By the time Josh and his wife Rhea Sayotovich got engaged, they had already been living together for six years. So instead of registering for things, they chose a honeymoon fund.

"We had friends that did one and I thought it was a really good idea because when you're older and getting married, you already have everything," Rhea said.

Through the website Wanderable, the couple created their honeymoon registry for London. Some of the experiences guests could gift them included: A tour of the Tower of London, a pub crawl and a visit to the London Dungeon.

Credit: Rhea Sayotovich
Rhea and Josh Sayotovich on their honeymoon in London. 

"Just giving the gift of an experience creates a mental memory that they're going to have. So yes, it's not tangible necessarily but it's more emotional when they give it," said Nikki Houser, director of Integrated Marketing and Success for Twin Cities Wedding Association, which connects engaged couples to local vendors.

Target recently announced its partnership with Honeyfund so couples can register for household items and honeymoon experiences all in one place.

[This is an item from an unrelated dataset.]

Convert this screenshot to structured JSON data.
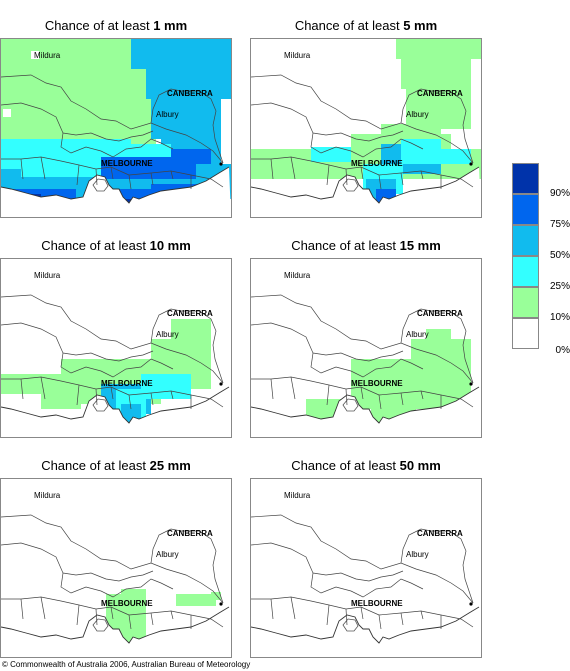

"It's kind of a no-brainer to say, 'Hey, come and shop with us for your home if you need anything and then by the way, you have one click of a button away to go book the experiences,'" Houser said.

Online registries are not only catering to honeymoons. For homeowners, places like Menards cater to couples with home improvement projects in mind.

"People are even purchasing a wine registry. So they have bottles of wine that they can open at the 5, 10, 25 year mark," Houser said.

The Sayotovichs also included on their honeymoon registry an option to help fund a down payment for a house, as well as an option to donate to the nonprofit Free Arts Minnesota.

But not everyone can get on board with a nontraditional wedding registry.

"Almost everybody was really cool with it," Josh said. "I think the people who didn't like it still just gave us cash or a check."

Something to keep in mind—many honeymoon registry sites charge processing fees for guests who pay online. If your'e tech-savvy, the couple recommends creating your own site. But they don't regret passing on the wedding china.

After getting married in August 2015, they spent two weeks traveling through Scotland, then London and finally Paris.

"It made our honeymoon more special because people chose what we got to do and we actually posted on Facebook when we were doing it," Rhea said.

The couple had never really traveled together before their honeymoon.

Josh said, "So really just escaping together for two weeks... it was pretty fantastic."

Rhea added, "And funded by everyone who was there to support us at our wedding."